Jumat, 05 April 2013

Tinta itu abadi



tulis, tulis, dan tulislah. Meski tidak dibaca, suatu saat akan berguna” Pramoedya Ananta Toer
                Seorang sahabat pernah berkata, bahwa hidup itu berasal dari tinta tinta, warna kehidupan ini pada dasarnya berasal dari tinta. Ya tinta adalah hitam pada umumnya, logikanya kehidupan itu hitam. Namun tidak juga, ketika hitam itu dibentuk menjadi sebuah abjad, lalu terangkai menjadi frasa, dari frasa terkumpul lalu menjadi prosa, dan dari prosa lah menjadi sebuah cerita. Cerita pun demikian tak selamanya ia hitam adakalanya putih, namun cerita dan tinta yang membentuk warna kehidupan harus bersatu dalam sebuah frasa juga yaitu menulis.
                Berbicara menulis memang tak akan ada habisnya, sebuah pepatah mengatakan “scripta manen, verba vollen”, atau yang tertulis akan abadi dan yang terucap akan musnah. Mereka yang terkenang sepanjang zaman adalah mereka yang berjuang dengan tinta mereka, berjuang dengan pena mereka. Kekuatan kata kata memang tak ada tandinganya, padahal ia tersusun dari sebuah lidah, ya lidah, bertulang pun tidak.
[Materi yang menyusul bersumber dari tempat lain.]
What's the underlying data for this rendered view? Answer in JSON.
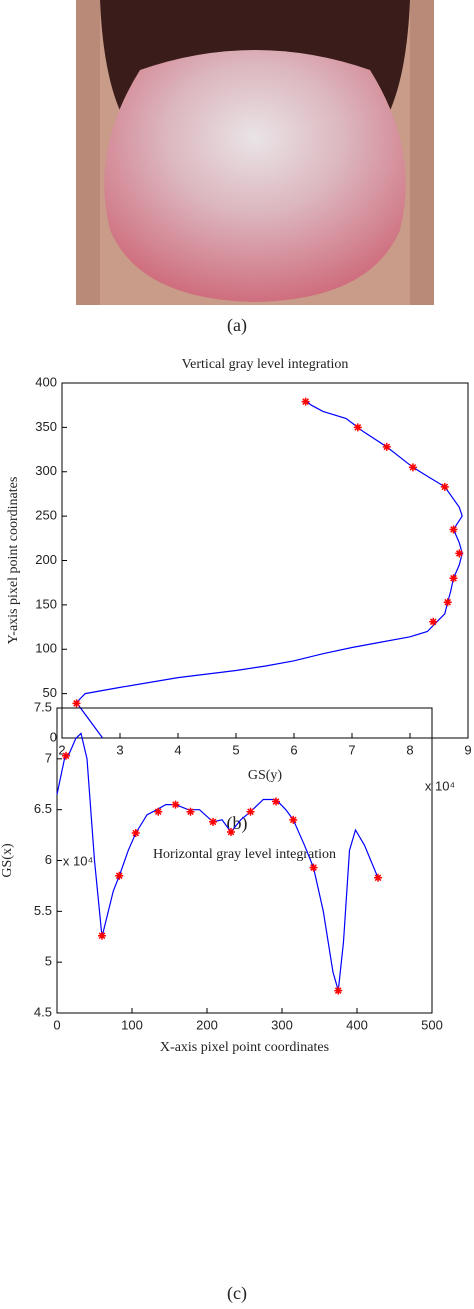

                Lihat saja, berapa banyak nama manusia yang harus meregang nyawa karena lidah ini. lidah sudahlah menjadi penjahat yang Untouchable sepanjang sejarah manusia. Namun kita juga harus memandang secara proporsional juga, berapa banyak manusia abadi karyanya karena tinta ini. Iwan Fals pernah berdendang, hidup memang sementara tapi karya selamanya.
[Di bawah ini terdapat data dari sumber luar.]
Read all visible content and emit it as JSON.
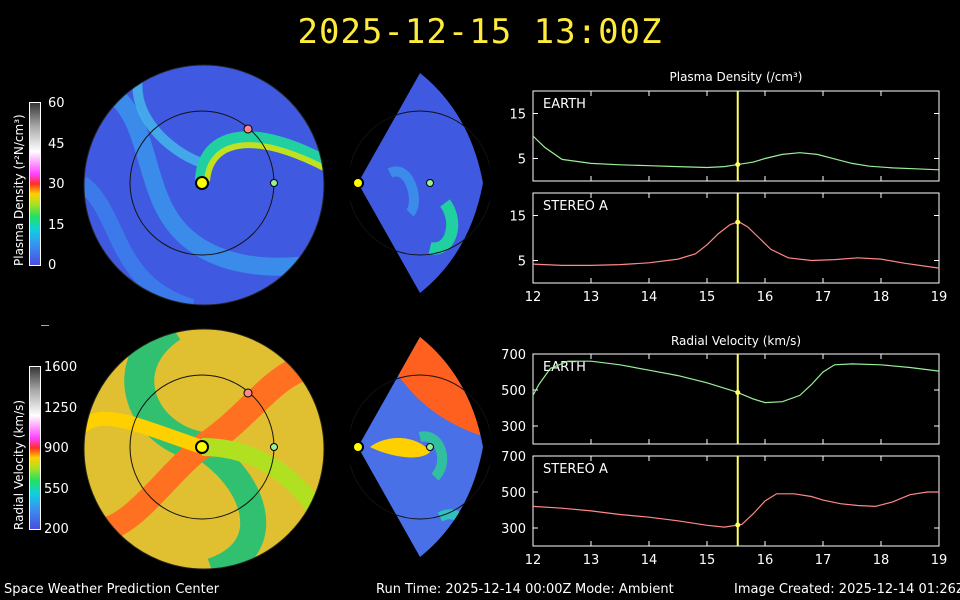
{
  "header": {
    "title": "2025-12-15 13:00Z"
  },
  "footer": {
    "org": "Space Weather Prediction Center",
    "run_time": "Run Time: 2025-12-14 00:00Z",
    "mode": "Mode: Ambient",
    "image_created": "Image Created: 2025-12-14 01:26Z"
  },
  "colorbars": {
    "density": {
      "label": "Plasma Density (r²N/cm³)",
      "ticks": [
        "60",
        "45",
        "30",
        "15",
        "0"
      ]
    },
    "velocity": {
      "label": "Radial Velocity (km/s)",
      "ticks": [
        "1600",
        "1250",
        "900",
        "550",
        "200"
      ]
    }
  },
  "colors": {
    "yellow_line": "#ffff66",
    "earth_series": "#99ee99",
    "stereo_series": "#ff8888",
    "frame": "#ffffff"
  },
  "chart_data": [
    {
      "type": "line",
      "title": "Plasma Density (/cm³)",
      "panel": "EARTH",
      "xlim": [
        12,
        19
      ],
      "ylim": [
        0,
        20
      ],
      "yticks": [
        5,
        15
      ],
      "xticks": [],
      "marker_x": 15.53,
      "series": [
        {
          "name": "EARTH",
          "x": [
            12,
            12.2,
            12.5,
            13,
            13.5,
            14,
            14.5,
            15,
            15.3,
            15.5,
            15.8,
            16,
            16.3,
            16.6,
            16.9,
            17.2,
            17.5,
            17.8,
            18.2,
            18.6,
            19
          ],
          "values": [
            10,
            7.5,
            4.8,
            3.9,
            3.6,
            3.4,
            3.2,
            3.0,
            3.2,
            3.6,
            4.2,
            5.0,
            5.9,
            6.3,
            5.9,
            4.9,
            3.9,
            3.3,
            2.9,
            2.7,
            2.5
          ]
        }
      ]
    },
    {
      "type": "line",
      "panel": "STEREO A",
      "xlim": [
        12,
        19
      ],
      "ylim": [
        0,
        20
      ],
      "yticks": [
        5,
        15
      ],
      "xticks": [
        12,
        13,
        14,
        15,
        16,
        17,
        18,
        19
      ],
      "marker_x": 15.53,
      "series": [
        {
          "name": "STEREO A",
          "x": [
            12,
            12.5,
            13,
            13.5,
            14,
            14.5,
            14.8,
            15,
            15.2,
            15.4,
            15.55,
            15.7,
            15.9,
            16.1,
            16.4,
            16.8,
            17.2,
            17.6,
            18,
            18.4,
            19
          ],
          "values": [
            4.2,
            3.9,
            3.9,
            4.1,
            4.5,
            5.3,
            6.5,
            8.5,
            11,
            13,
            13.6,
            12.5,
            10,
            7.5,
            5.6,
            5.0,
            5.2,
            5.6,
            5.3,
            4.4,
            3.3
          ]
        }
      ]
    },
    {
      "type": "line",
      "title": "Radial Velocity (km/s)",
      "panel": "EARTH",
      "xlim": [
        12,
        19
      ],
      "ylim": [
        200,
        700
      ],
      "yticks": [
        300,
        500,
        700
      ],
      "xticks": [],
      "marker_x": 15.53,
      "series": [
        {
          "name": "EARTH",
          "x": [
            12,
            12.1,
            12.3,
            12.6,
            13,
            13.5,
            14,
            14.5,
            15,
            15.5,
            15.8,
            16,
            16.3,
            16.6,
            16.8,
            17,
            17.2,
            17.5,
            18,
            18.5,
            19
          ],
          "values": [
            470,
            530,
            620,
            660,
            660,
            640,
            610,
            580,
            540,
            490,
            450,
            430,
            435,
            470,
            530,
            600,
            640,
            645,
            640,
            625,
            605
          ]
        }
      ]
    },
    {
      "type": "line",
      "panel": "STEREO A",
      "xlim": [
        12,
        19
      ],
      "ylim": [
        200,
        700
      ],
      "yticks": [
        300,
        500,
        700
      ],
      "xticks": [
        12,
        13,
        14,
        15,
        16,
        17,
        18,
        19
      ],
      "marker_x": 15.53,
      "series": [
        {
          "name": "STEREO A",
          "x": [
            12,
            12.5,
            13,
            13.5,
            14,
            14.5,
            15,
            15.3,
            15.6,
            15.8,
            16,
            16.2,
            16.5,
            16.8,
            17,
            17.3,
            17.6,
            17.9,
            18.2,
            18.5,
            18.8,
            19
          ],
          "values": [
            420,
            410,
            395,
            375,
            360,
            340,
            315,
            305,
            320,
            380,
            450,
            490,
            490,
            475,
            455,
            435,
            425,
            420,
            445,
            485,
            500,
            500
          ]
        }
      ]
    }
  ]
}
                Socrates, Plato, dan Aristoteles masyhur dalam sebuah keabadian dalam filsafat mereka. Mereka lagi lagi abadi karena tinta tinta itu, ternyata memang benar. Bahwa hidup itu berasal dari tinta tinta ini, selain memberi warna dalam hidup kita, ternyata tinta juga memberi sebuah janji tersirat, yaitu keabadian.
                Keabadian milik seorang hamba yang Dhaif  tentu berbeda dengan keabadian milik  Yang Maha Kuasa, yang maha kuasa itu perkasa, dan abadi milikNya adalah selamanya, tidak akan terpisahkan oleh maut, bahkan kabarnya maut akan merasakan “maut” dihadapanNYa.
                Memang setiap manusia ingin merasakan sebuah keabadian, dalam dongeng Frankenstein adalah fenomena tersendiri, dalam kepercayaan kita (Islam) Beliau Khidir manusia mulia nan bijaksana dan Isa Almasih adalah manusia abadi. Terkecuali Frankenstein, mereka (Isa dan Khidir) adalah manusia mulia, mereka abadi karena kehendak yang kuasa.  
Tulisan adalah karya manusia, manusia adalah karya tuhan. Dan tuhan mengkaryakan juga alam semesta beserta isinya, termasuk surya. Tiap hamba memang akan merasakan maut, namun setiap tulisan hamba tidak pernah merasakan maut. Padahal ia hidup, hidup ada dalam hati mereka yang membaca. Termasuk mereka yang membaca juga akan merasakan maut.